|Tasmanian Tiger, the marsupial that looks like a dog. |
Marsupials don’t have a placenta, so they are born in a pouch, premature.
I rose before sunrise in search of the thus-far-elusive Tasmanian Devil. I was beginning to think I'd come halfway around the world and might not not see one. Once plentiful and considered a nuisance, the fatal Devil Facial Tumor Disease had infected 75% of the wild population and a cure eluded the scientists. Traffic killed many more: Devils were run down in the night when they fed on wallaby and possum roadkill. Alas, I saw no Devils as we departed Bay of Fires and headed inland, pointed toward the western coast. The signs along the road, however, yielded hope.
Continuing west we began to skirt Walls of Jerusalem and Mole Creek Karst National Parks, popular starting points for extended bush
walks (long backpacking ventures). We were negotiating high curves when we suddenly saw a small brown animal with large white spots along the side of the highway. A quoll! said Greg. It wasn't even on my radar. Declared extinct on mainland Australia, here was the little marsupial, about the size of a house cat. We pulled over and I jumped out with my camera for a few more looks before it disappeared into the forest. Shy and nocturnal, even a zoo would not top my rare, daylight look. I managed this shot later in a nocturnal exhibit to help me remember the miraculous day I witnessed the spotted one.
|This interpretive sign needs a little work! |
The directions didn't add up and we found ourselves wandering along a small river by a packed RV Park. My bad: I had a hard time deciphering the thick Tassie accent. We were walking along the road, confounded, when along came a pubbie in his pickup. Wrong bridge, he said: we had turned too soon and had several miles to go. We found the bridge, parked and headed down to the river. Greg knew what to look for: the give-away bubbles, soft movement of the water, and hopefully the eventual, surfacing Duck-billed Platypus. We waited. And waited. They are extremely shy; one must sit very still. I glassed the riverbanks looking for a burrow.
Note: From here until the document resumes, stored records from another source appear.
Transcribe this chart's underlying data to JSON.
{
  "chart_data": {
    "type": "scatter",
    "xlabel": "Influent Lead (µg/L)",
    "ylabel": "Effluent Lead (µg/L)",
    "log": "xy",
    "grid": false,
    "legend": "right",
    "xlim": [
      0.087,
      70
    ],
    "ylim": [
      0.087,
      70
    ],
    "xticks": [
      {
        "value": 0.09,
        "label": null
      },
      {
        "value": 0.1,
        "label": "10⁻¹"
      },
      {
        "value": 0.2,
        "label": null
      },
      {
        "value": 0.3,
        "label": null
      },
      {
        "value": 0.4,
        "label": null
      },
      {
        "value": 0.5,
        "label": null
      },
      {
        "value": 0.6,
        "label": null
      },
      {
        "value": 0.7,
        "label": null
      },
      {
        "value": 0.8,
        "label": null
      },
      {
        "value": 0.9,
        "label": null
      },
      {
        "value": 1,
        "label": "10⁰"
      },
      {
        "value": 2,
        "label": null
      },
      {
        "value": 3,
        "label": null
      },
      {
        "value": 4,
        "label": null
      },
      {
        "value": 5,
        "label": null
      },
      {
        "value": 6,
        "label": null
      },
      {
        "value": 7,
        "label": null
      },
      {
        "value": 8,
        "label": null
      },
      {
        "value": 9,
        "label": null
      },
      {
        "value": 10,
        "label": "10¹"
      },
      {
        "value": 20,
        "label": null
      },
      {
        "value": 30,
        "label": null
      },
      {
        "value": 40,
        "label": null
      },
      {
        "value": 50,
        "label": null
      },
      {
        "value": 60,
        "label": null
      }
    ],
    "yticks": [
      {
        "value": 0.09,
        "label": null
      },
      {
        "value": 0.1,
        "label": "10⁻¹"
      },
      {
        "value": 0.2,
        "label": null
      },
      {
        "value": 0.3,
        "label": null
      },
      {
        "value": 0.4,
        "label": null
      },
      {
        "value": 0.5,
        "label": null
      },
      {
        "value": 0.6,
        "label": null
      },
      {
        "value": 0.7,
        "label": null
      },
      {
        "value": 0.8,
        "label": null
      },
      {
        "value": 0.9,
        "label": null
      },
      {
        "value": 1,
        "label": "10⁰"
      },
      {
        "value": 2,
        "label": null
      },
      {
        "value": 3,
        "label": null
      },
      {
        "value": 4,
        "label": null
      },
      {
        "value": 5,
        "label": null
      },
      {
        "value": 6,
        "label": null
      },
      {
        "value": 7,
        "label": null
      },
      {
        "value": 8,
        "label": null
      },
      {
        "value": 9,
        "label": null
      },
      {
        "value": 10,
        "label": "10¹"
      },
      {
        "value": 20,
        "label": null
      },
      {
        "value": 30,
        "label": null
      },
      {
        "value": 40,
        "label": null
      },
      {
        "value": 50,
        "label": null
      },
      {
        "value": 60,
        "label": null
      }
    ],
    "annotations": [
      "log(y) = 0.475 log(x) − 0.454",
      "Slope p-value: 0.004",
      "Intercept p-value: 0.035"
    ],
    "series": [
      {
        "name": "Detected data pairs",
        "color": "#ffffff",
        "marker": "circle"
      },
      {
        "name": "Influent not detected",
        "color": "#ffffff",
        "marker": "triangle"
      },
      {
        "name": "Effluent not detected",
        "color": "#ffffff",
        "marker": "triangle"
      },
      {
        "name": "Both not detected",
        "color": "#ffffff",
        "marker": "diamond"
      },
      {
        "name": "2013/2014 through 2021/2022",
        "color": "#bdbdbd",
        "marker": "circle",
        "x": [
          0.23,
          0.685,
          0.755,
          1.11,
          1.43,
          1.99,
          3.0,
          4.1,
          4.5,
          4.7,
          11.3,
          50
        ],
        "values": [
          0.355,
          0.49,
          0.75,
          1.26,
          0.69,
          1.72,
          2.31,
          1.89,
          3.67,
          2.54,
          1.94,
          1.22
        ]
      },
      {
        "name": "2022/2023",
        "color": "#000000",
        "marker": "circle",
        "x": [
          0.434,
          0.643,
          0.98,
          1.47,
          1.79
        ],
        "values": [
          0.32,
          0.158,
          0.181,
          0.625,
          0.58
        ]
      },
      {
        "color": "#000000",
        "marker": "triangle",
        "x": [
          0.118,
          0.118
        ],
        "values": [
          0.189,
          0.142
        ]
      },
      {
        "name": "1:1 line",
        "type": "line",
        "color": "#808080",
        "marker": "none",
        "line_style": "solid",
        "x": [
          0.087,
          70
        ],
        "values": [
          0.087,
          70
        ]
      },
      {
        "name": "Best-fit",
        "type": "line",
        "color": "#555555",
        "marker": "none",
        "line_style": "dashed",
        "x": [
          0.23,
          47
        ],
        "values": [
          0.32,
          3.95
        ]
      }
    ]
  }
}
No luck. Any sighting would come when they surfaced from feeding on crustaceans, worms and tadpoles. Twilight set in. Then there it was! - the flat tail, the beaver-like body and the head with a long bill. We saw at least four adults and a young one. Not to mention a stunning parrot along the shore. From this day forward we searched for platypus every time we hiked along a fresh water river or stream. We never saw another.
|Green Rosellas - WOW. Belong here, not a cage|
|Left to right: tail, body, head and eye, and their uber-sensitive bill|
We awoke fresh and returned to the historic bar and hotel to view the displays. It was no accident that we'd wandered into ground zero for Tasmanian Tiger (Thylacine) sightings. Greg had been determined to see one from the outset of the trip. In fact, he was certain he had seen one years ago on the mainland at night as he drove. A nocturnal, striped dog-like predator, it was once widespread in Tasmania and Australia. The bar brimmed with images and articles of the mysterious one, declared extinct in 1986. Since the declaration, many around Mole Creek claimed to have seen one in the mountains. The Australian desire was so great for its return that scientists had attempted to extract DNA in order to clone the species.
Alas, we never saw one, but the mystery, the local characters and the landscape that enveloped us made us wish we could stay longer. The place was enchanted. Tiger, tiger still burned bright.